Islamic Authority Says Muslim Mourners Can’t Wear Black or Prostrate Themselves

Muslim women at the Sanam Luang on Wednesday in Bangkok.

BANGKOK — The national authority on Islam announced Wednesday that Muslim mourners paying their respects to His Majesty the Late King cannot prostrate themselves or even wear black while doing so.

Three weeks into mourning for King Bhumibol, the Sheikhul Islam Office issued protocols to address the questions that arise from balancing its stringent monotheism with regard for a figure held up by many as a demi-god – though its guidelines were met with mixed reactions from the faithful.

Wisut Binlateh, director of the state agency’s southern region, said prostrating oneself on the ground was not okay.

“Prostrating is to be done to God only, no other,” he said, adding that such an act could lead to someone to be excommunicated.


Instead, Muslims approaching the royal coffin should stand still but may bow their heads. Their torsos, however, should not be parallel to the floor, according to the announcement first published Friday, Wisut said.

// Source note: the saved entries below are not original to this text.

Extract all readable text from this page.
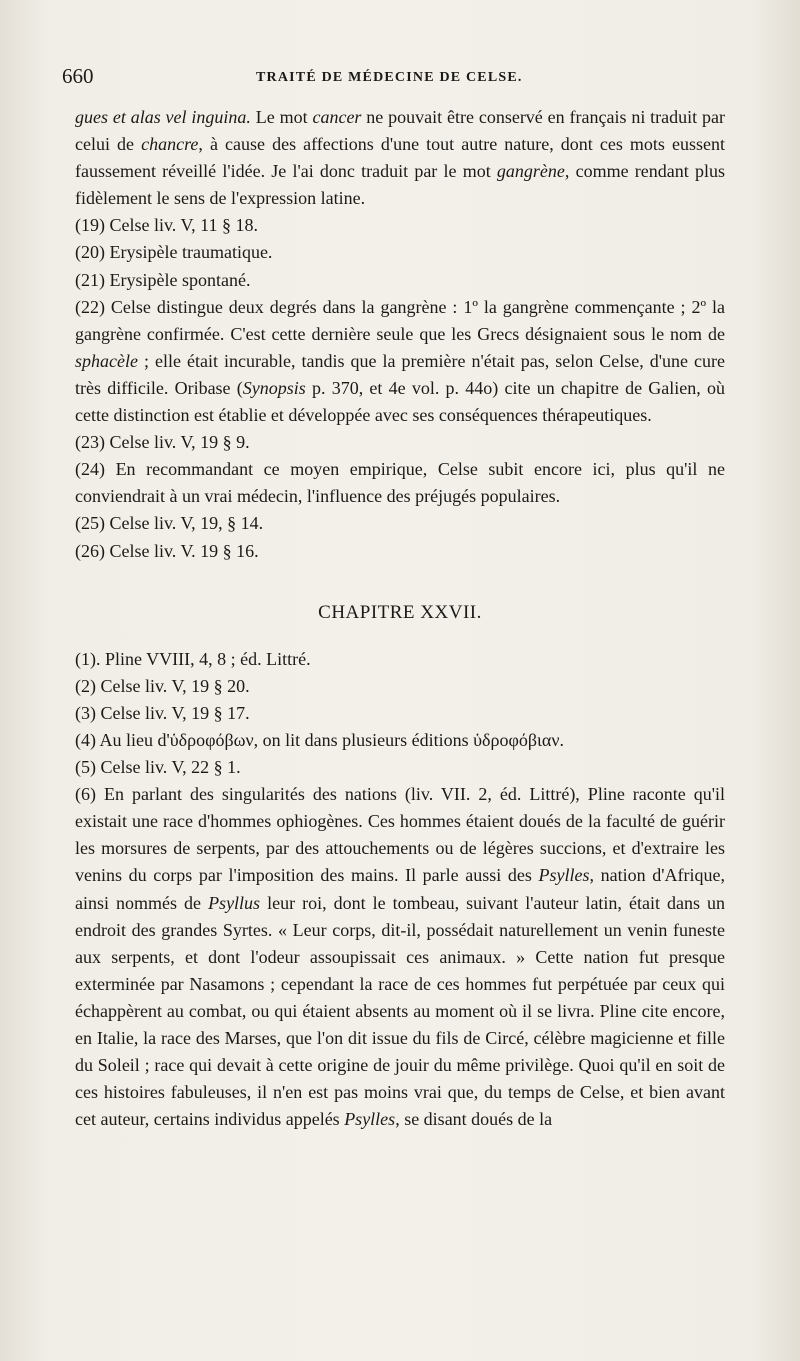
660	TRAITÉ DE MÉDECINE DE CELSE.

gues et alas vel inguina. Le mot cancer ne pouvait être conservé en français ni traduit par celui de chancre, à cause des affections d'une tout autre nature, dont ces mots eussent faussement réveillé l'idée. Je l'ai donc traduit par le mot gangrène, comme rendant plus fidèlement le sens de l'expression latine.

(19) Celse liv. V, 11 § 18.

(20) Erysipèle traumatique.

(21) Erysipèle spontané.

(22) Celse distingue deux degrés dans la gangrène : 1º la gangrène commençante ; 2º la gangrène confirmée. C'est cette dernière seule que les Grecs désignaient sous le nom de sphacèle ; elle était incurable, tandis que la première n'était pas, selon Celse, d'une cure très difficile. Oribase (Synopsis p. 370, et 4e vol. p. 44o) cite un chapitre de Galien, où cette distinction est établie et développée avec ses conséquences thérapeutiques.

(23) Celse liv. V, 19 § 9.

(24) En recommandant ce moyen empirique, Celse subit encore ici, plus qu'il ne conviendrait à un vrai médecin, l'influence des préjugés populaires.

(25) Celse liv. V, 19, § 14.

(26) Celse liv. V. 19 § 16.

CHAPITRE XXVII.

(1). Pline VVIII, 4, 8 ; éd. Littré.

(2) Celse liv. V, 19 § 20.

(3) Celse liv. V, 19 § 17.

(4) Au lieu d'ὑδροφόβων, on lit dans plusieurs éditions ὑδροφόβιαν.

(5) Celse liv. V, 22 § 1.

(6) En parlant des singularités des nations (liv. VII. 2, éd. Littré), Pline raconte qu'il existait une race d'hommes ophiogènes. Ces hommes étaient doués de la faculté de guérir les morsures de serpents, par des attouchements ou de légères succions, et d'extraire les venins du corps par l'imposition des mains. Il parle aussi des Psylles, nation d'Afrique, ainsi nommés de Psyllus leur roi, dont le tombeau, suivant l'auteur latin, était dans un endroit des grandes Syrtes. « Leur corps, dit-il, possédait naturellement un venin funeste aux serpents, et dont l'odeur assoupissait ces animaux. » Cette nation fut presque exterminée par Nasamons ; cependant la race de ces hommes fut perpétuée par ceux qui échappèrent au combat, ou qui étaient absents au moment où il se livra. Pline cite encore, en Italie, la race des Marses, que l'on dit issue du fils de Circé, célèbre magicienne et fille du Soleil ; race qui devait à cette origine de jouir du même privilège. Quoi qu'il en soit de ces histoires fabuleuses, il n'en est pas moins vrai que, du temps de Celse, et bien avant cet auteur, certains individus appelés Psylles, se disant doués de la
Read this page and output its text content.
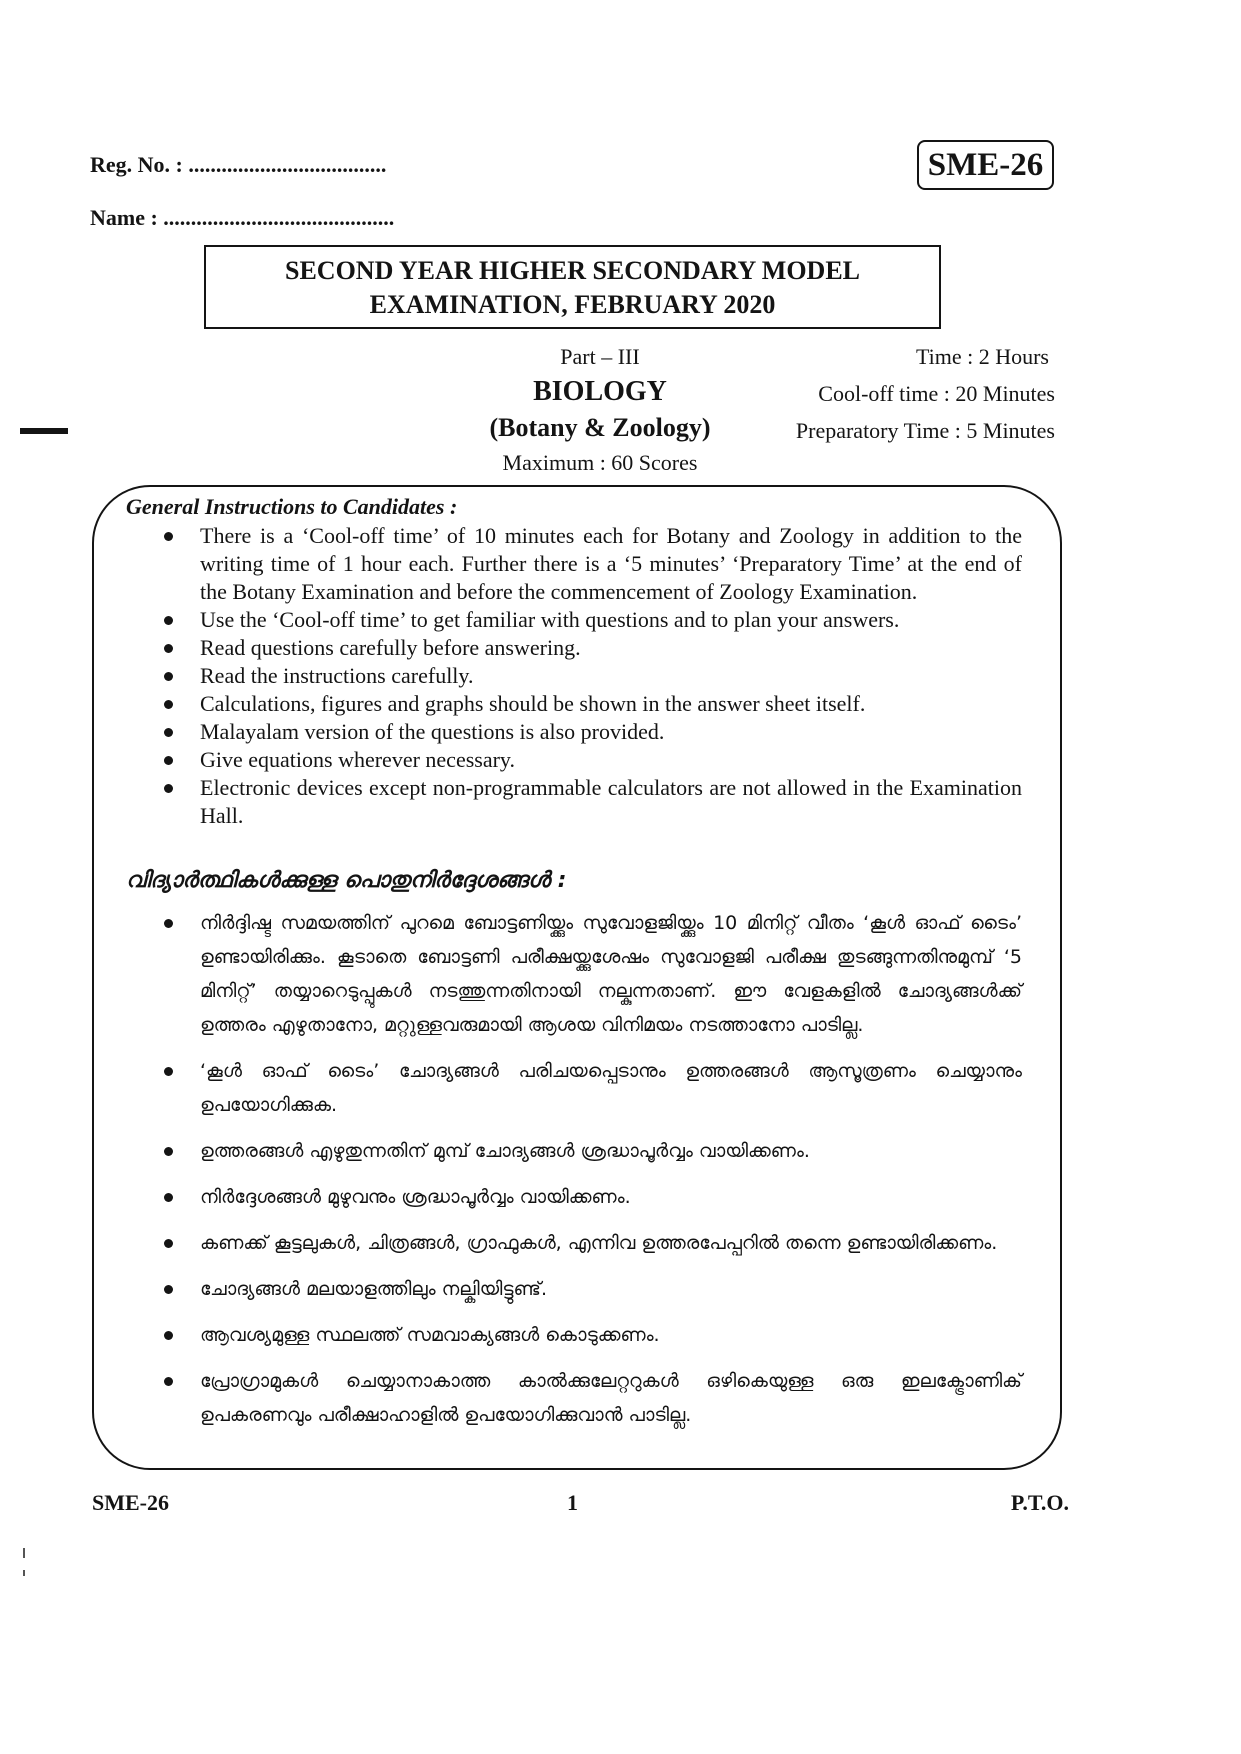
Reg. No. : ....................................
Name : ..........................................
SME-26
SECOND YEAR HIGHER SECONDARY MODEL
EXAMINATION, FEBRUARY 2020
Part – III
BIOLOGY
(Botany & Zoology)
Maximum : 60 Scores
Time : 2 Hours
Cool-off time : 20 Minutes
Preparatory Time : 5 Minutes
General Instructions to Candidates :
There is a ‘Cool-off time’ of 10 minutes each for Botany and Zoology in addition to the writing time of 1 hour each. Further there is a ‘5 minutes’ ‘Preparatory Time’ at the end of the Botany Examination and before the commencement of Zoology Examination.
Use the ‘Cool-off time’ to get familiar with questions and to plan your answers.
Read questions carefully before answering.
Read the instructions carefully.
Calculations, figures and graphs should be shown in the answer sheet itself.
Malayalam version of the questions is also provided.
Give equations wherever necessary.
Electronic devices except non-programmable calculators are not allowed in the Examination Hall.
വിദ്യാർത്ഥികൾക്കുള്ള പൊതുനിർദ്ദേശങ്ങൾ :
നിർദ്ദിഷ്ട സമയത്തിന് പുറമെ ബോട്ടണിയ്ക്കും സുവോളജിയ്ക്കും 10 മിനിറ്റ് വീതം ‘കൂൾ ഓഫ് ടൈം’ ഉണ്ടായിരിക്കും. കൂടാതെ ബോട്ടണി പരീക്ഷയ്ക്കുശേഷം സുവോളജി പരീക്ഷ തുടങ്ങുന്നതിനുമുമ്പ് ‘5 മിനിറ്റ്’ തയ്യാറെടുപ്പുകൾ നടത്തുന്നതിനായി നല്കുന്നതാണ്. ഈ വേളകളിൽ ചോദ്യങ്ങൾക്ക് ഉത്തരം എഴുതാനോ, മറ്റുള്ളവരുമായി ആശയ വിനിമയം നടത്താനോ പാടില്ല.
‘കൂൾ ഓഫ് ടൈം’ ചോദ്യങ്ങൾ പരിചയപ്പെടാനും ഉത്തരങ്ങൾ ആസൂത്രണം ചെയ്യാനും ഉപയോഗിക്കുക.
ഉത്തരങ്ങൾ എഴുതുന്നതിന് മുമ്പ് ചോദ്യങ്ങൾ ശ്രദ്ധാപൂർവ്വം വായിക്കണം.
നിർദ്ദേശങ്ങൾ മുഴുവനും ശ്രദ്ധാപൂർവ്വം വായിക്കണം.
കണക്ക് കൂട്ടലുകൾ, ചിത്രങ്ങൾ, ഗ്രാഫുകൾ, എന്നിവ ഉത്തരപേപ്പറിൽ തന്നെ ഉണ്ടായിരിക്കണം.
ചോദ്യങ്ങൾ മലയാളത്തിലും നല്കിയിട്ടുണ്ട്.
ആവശ്യമുള്ള സ്ഥലത്ത് സമവാക്യങ്ങൾ കൊടുക്കണം.
പ്രോഗ്രാമുകൾ ചെയ്യാനാകാത്ത കാൽക്കുലേറ്ററുകൾ ഒഴികെയുള്ള ഒരു ഇലക്ട്രോണിക് ഉപകരണവും പരീക്ഷാഹാളിൽ ഉപയോഗിക്കുവാൻ പാടില്ല.
SME-26	1	P.T.O.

It also stated that wearing black in mourning went against Islam.

“One’s sadness should be kept inside, not emphasized through exterior displays,” Wisut said.

Instead, Muslim mourners at the palace should dress conservatively. Muslim, male officials can wear their regular white uniforms, while female bureaucrats should dress modestly as they would for state ceremonies – just not in all black.

Regular Muslims should dress modestly and politely in muted tones.

“Our cultures are different, we can’t force them to be the same,” Wisut said.

Some online suggested the regulations were unnecessary and lacked a credible basis.

“It’s just black clothes, what more do you want? Give us exact evidence from the Quran,” Facebook user Rarai Thedngamtuan wrote in reply. “Don’t just interpret stuff to take your own side. Those of us who have to work with people from other religions will be looked at badly.”

On the other hand, Yaikalon Sunaree found comfort in the announcement.


“I’m a government worker, and I get asked every day why I’m not wearing black. I was too frustrated to explain. With the announcement of these regulations, I feel a burden has been lifted.”

Abdul Mahamad said he’d rather take the heat from mortals than from the almighty.

“If we do things that go against humanity’s eyes, we are just clowns or weirdos,” he wrote. “But if we do things that go against the commands of Allah, it is sin, and we will be punished. So, which will you choose?”